The ingredients in the bucket
I poured over 3½ pints of boiling water, making our kitchen smell citrussy and left the wine until this afternoon. During a break from gardening I poured in 2½ lbs sugar and another 3½ pints of boiling water. Several hours later I put in a teaspoon each of yeast, nutrient and pectolase.


I waited until Friday evening, 11th January, before putting the wine into its demijohn. This was done before Book Group (Treasure Island - our 'winter classic') so I had to be quick. Happily this was not a drawn out process, and I now have a demijohn full of pale yellow, ginger-flavoured liquid.

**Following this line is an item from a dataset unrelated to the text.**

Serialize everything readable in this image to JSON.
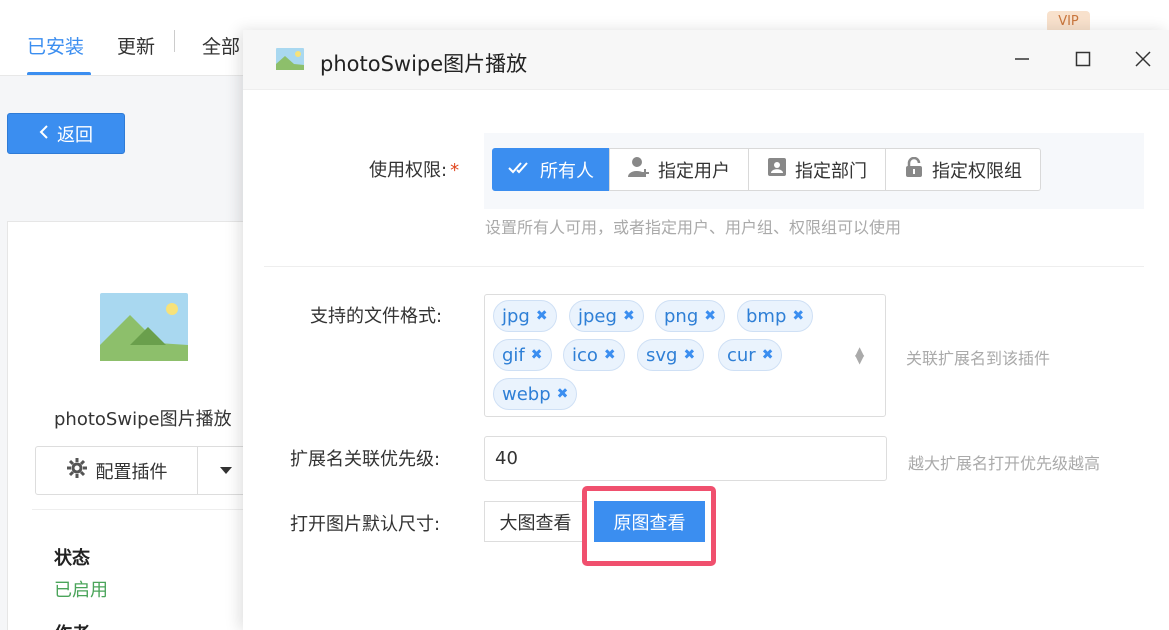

If you want to see how this wine turned out, click here.

Wednesday, 9 January 2019

Strawberry Wine 2016 - Final Bottle (3), 31st December 2018

New Year's Eve is traditionally a time to drink in excess, and I am happy to report that we kept that tradition.

We have spent the New Year in Cambridge with Rachel & Duncan, which is always a pleasure. A cup of tea was presented on our arrival but soon this was followed by gin & tonics, a gin fizz cocktail and too many bottles of wine (of which this was one and delicious). At nine o'clock I was convinced that, like most years these days, I would fail to see midnight and 2019 arrive. Claire went to bed at 10:30, but by then I had got a second wind and stayed up to hear the chimes of Big Ben and watch fireworks explode over the Thames.



Saturday, 5 January 2019

Prune & Parsnip Wine 2015 - Final Bottle (A4), 27th December 2018

That time between Christmas and New Year is always strange. I lose track of the days and the drinking hour creeps forward. By the time I opened this bottle it was around 7 and Claire, Sooz and I had already polished off a whisky mac each and a bottle of mulled wine.

This Prune & Parsnip was approaching four years old and has lost the over-riding sherry taste. It was still recognisable, but just a tad drier and maybe not as good. Therefore, Prune & Parsnip, unlike Elderberry or Dandelion, is not one to save into its old age.



Thursday, 4 January 2018

Ginger Wine - Final Bottle (4), 30th December 2017

What a marvellous bottle of wine - though my judgment may have been clouded by the large Margherita that I had immediately before it. The ginger wine was dry, gingery (though not too much) and delicious.

We are in Cambridge staying at Duncan and Rachel's for New Year, and that always involves excessive alcohol and good food. Between us we got through a large slab of baked salmon, a jug of hollandaise sauce with grapefruit shavings and two further bottles of wine. Feasting is my favourite part of this time of year.